Bien
installée dans son fauteuil, Amélie Poulain (Audrey Tautou dans Le fabuleux destin d’Amélie Poulain de Jean-Pierre
Jeunet, 2001) regarde un film dans une salle de cinéma. Son visage, illuminé
par la lumière de l’écran hors-champ, irradie à son tour le cadre que nous
observons. La mine manifestement réjouie, un sourire esquissé à la commissure
des lèvres, Amélie s’est coupée, un temps, du monde extérieur, transpercée par
l’évidence que seul le cinéma peut la rendre aussi heureuse. Son visage, sémillant
et éveillé, candide et malicieux, attentif et rêveur traduit toutes les
émotions qui cheminent en elle.

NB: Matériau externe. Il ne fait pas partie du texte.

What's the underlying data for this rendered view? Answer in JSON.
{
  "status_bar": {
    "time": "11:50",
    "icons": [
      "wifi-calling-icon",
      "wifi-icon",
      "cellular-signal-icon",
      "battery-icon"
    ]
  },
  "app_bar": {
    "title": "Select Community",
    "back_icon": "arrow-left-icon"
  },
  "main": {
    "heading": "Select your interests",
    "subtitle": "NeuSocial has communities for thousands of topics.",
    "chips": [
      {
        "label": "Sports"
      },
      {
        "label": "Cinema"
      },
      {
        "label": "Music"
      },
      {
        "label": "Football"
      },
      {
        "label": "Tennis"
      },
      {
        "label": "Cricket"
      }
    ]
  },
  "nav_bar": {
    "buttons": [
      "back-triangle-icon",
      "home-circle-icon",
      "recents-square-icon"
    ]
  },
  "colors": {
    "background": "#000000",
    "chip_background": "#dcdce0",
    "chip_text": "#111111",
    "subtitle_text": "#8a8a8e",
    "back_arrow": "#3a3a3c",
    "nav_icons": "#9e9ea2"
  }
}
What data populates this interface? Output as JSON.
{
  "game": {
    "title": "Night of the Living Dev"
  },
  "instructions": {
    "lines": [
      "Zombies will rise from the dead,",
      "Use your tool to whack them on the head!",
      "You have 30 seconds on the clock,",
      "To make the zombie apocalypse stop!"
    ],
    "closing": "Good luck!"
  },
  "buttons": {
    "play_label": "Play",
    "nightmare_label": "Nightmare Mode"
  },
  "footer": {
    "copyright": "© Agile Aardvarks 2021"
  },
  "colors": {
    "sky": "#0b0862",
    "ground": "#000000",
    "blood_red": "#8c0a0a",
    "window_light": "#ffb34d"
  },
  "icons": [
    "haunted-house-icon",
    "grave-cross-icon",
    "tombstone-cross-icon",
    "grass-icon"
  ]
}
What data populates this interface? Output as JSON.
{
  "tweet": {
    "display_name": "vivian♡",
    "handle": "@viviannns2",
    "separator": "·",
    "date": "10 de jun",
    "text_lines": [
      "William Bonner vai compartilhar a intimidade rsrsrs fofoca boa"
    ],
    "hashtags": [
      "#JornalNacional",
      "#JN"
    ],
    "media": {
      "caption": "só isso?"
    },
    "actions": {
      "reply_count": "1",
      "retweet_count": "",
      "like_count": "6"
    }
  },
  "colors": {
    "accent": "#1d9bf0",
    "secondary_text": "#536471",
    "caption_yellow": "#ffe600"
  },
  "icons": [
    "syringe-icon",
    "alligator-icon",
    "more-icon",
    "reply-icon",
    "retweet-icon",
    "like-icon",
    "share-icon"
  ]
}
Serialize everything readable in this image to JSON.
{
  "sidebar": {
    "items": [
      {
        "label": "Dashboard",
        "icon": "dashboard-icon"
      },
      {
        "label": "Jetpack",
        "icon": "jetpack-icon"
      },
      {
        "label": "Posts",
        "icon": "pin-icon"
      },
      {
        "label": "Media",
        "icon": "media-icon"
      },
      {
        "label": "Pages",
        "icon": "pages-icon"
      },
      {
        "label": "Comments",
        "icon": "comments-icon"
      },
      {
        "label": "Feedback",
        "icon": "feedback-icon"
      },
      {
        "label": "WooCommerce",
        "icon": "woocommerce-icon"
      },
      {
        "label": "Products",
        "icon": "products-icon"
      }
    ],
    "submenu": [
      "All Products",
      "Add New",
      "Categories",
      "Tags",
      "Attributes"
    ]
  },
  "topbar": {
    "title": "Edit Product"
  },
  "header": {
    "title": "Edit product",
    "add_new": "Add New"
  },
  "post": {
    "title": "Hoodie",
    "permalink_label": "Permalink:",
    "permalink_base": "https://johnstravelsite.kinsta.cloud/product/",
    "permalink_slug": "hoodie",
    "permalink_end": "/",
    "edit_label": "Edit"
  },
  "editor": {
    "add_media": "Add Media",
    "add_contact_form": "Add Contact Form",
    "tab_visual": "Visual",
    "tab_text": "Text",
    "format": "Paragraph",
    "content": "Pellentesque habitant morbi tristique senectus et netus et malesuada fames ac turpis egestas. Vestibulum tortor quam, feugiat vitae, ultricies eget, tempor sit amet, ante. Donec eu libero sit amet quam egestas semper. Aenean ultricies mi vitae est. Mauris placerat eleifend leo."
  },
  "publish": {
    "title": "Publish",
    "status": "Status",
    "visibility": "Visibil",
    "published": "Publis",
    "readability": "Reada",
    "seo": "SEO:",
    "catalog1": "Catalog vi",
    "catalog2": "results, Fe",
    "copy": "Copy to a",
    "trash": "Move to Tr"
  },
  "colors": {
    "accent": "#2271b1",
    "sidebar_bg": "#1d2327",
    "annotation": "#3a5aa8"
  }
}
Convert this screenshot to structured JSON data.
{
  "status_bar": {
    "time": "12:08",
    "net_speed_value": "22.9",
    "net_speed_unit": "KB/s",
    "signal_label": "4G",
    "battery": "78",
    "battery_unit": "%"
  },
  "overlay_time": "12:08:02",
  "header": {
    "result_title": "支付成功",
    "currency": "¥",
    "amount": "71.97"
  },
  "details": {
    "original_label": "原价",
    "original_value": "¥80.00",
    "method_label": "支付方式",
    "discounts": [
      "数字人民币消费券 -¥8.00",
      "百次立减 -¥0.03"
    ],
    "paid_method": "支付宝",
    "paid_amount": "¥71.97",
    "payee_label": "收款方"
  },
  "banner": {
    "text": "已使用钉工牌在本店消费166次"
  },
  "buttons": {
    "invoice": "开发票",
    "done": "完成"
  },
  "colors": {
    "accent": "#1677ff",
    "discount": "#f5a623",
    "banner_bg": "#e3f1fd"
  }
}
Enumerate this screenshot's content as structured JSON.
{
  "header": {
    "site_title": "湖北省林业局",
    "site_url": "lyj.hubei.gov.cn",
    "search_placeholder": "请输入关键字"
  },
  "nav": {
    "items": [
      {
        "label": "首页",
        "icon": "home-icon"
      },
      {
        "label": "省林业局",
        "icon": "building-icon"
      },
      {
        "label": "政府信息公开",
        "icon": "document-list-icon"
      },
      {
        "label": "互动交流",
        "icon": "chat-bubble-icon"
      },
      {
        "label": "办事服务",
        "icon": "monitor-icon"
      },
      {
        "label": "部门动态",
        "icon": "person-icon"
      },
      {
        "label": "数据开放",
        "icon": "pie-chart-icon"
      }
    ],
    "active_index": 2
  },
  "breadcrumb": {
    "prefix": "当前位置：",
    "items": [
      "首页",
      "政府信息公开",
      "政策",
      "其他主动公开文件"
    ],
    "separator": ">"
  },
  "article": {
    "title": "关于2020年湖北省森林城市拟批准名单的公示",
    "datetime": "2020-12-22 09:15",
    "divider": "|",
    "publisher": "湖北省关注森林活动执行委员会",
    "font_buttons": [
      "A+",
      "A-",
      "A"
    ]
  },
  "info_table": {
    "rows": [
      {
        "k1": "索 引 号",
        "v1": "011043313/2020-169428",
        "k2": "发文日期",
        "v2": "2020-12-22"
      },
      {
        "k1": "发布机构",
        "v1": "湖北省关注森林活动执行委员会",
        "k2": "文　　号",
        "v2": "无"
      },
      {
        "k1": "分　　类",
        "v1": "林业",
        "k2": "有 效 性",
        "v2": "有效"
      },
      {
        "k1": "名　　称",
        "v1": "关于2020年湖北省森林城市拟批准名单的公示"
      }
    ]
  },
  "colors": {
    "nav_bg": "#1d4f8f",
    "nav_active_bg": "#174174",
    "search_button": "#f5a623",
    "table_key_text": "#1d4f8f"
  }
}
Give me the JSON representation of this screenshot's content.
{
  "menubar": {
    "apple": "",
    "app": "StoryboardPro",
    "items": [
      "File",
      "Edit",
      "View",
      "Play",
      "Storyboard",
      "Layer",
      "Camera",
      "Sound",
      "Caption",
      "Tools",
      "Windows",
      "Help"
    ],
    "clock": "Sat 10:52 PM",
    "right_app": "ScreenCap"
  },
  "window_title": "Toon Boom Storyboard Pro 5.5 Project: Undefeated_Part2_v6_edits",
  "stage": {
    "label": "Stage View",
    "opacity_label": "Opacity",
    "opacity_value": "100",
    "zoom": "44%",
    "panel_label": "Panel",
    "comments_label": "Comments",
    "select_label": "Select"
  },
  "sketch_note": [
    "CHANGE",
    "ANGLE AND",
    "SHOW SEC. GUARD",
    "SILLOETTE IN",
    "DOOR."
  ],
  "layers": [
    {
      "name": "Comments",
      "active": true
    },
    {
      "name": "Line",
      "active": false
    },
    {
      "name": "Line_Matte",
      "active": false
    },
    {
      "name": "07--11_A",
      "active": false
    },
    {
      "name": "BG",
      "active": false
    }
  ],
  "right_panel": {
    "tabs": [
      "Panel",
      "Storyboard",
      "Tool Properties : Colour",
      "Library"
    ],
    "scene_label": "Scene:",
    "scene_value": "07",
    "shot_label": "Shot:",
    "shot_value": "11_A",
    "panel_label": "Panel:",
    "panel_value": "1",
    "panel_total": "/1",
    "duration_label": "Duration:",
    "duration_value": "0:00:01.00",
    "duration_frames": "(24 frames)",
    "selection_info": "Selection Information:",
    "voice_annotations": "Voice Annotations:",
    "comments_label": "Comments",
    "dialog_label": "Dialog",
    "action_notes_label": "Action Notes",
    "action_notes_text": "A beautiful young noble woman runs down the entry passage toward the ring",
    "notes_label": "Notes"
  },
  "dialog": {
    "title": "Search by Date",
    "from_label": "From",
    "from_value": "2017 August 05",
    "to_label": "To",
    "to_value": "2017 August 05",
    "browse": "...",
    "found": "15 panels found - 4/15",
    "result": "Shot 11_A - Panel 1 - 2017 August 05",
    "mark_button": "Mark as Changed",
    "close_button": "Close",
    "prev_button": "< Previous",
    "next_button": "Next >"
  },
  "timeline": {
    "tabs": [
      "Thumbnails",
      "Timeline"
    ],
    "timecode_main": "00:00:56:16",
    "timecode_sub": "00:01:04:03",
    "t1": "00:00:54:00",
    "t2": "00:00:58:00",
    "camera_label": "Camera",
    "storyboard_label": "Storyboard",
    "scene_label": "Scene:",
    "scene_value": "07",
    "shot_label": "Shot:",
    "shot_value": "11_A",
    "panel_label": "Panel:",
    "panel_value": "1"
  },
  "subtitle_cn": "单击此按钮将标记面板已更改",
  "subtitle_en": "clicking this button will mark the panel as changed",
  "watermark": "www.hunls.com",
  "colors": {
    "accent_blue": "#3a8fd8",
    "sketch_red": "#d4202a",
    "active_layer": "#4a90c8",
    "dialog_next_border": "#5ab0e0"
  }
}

À vue d’œil, ses yeux ronds, grand ouverts et
hypnotisés, sont embrasés par ce qu’ils voient, par ce mystère de l’image qui
la chavire, qui l’étreint, qui crée du désir et la fait basculer du paradis en
enfer, qui la transporte hors de la réalité et du monde. L’absence de l’écran,
regardé avec avidité et gourmandise par Amélie, permet de dynamiser notre
vision puisque ce que nous voyons n’est plus un film , mais une spectatrice
regardant un film. Et cet espace invisible devient le champ de notre propre
regard sur le cinéma, sur ce qu’il nous communique en fonction de notre mémoire
et de nos références culturelles et sociales. Amélie donc, existe dans cet
espace public qu’est une salle de cinéma mais qui est aussi , et d’abord, un
écrin individuel dans lequel le corps peut se dépouiller de toute posture tout
en mobilisant l’esprit dans ce qu’il peut avoir de plus créatif. L’attitude
d’Amélie, le regard porté vers le haut, illustre à merveille ce que Jean-Luc
Godard dit du cinéma : « Quand on va au cinéma, on lève la tête, quand on
regarde la télévision, on la baisse ». Quand un film est à la hauteur, comme
cela semble être le cas, à l’évidence pour Amélie, le spectateur s’y abîme sans
retenue ni calcul, sans inhibition ni précipitation, mais toujours ouvert et
réceptif aux images et aux sons qui ressemblent au départ à la première page
d’un livre qui s’écrit progressivement. Dans son essai, L’Exercice a été profitable, Monsieur, Serge Daney nous dit que les
spectateurs sont immobiles alors que défilent les images (1). C’est précisément
cette frontalité immobile face à un
écran qui permet à Amélie de s’approprier, de capturer et donc d’intérioriser
en silence ce bouleversement des sens que seule une salle de cinéma peut
procurer, précisément parce qu’elle est une salle obscure qui permet de mettre
en lumière des idées. Et comme pour parachever cette mise en abyme, le plan de
Jean-Pierre Jeunet nous dit aussi que le spectacle est derrière Amélie puisque
les autres spectateurs manifestent la même fascination qu’elle pour cet écran qui
parvient à fédérer le tout en un. Les regards de ses voisins sont
tout autant magnétisés par la puissance de l’image qui traduit aussi l’amour
que le réalisateur porte à son art.
(1) L’Exercice a été profitable, Monsieur de Serge Daney, POL, 1993, cité dans l’article Salle de Laura Tuillier, numéro 742 des
Cahiers du cinéma, mars 2018, p.33.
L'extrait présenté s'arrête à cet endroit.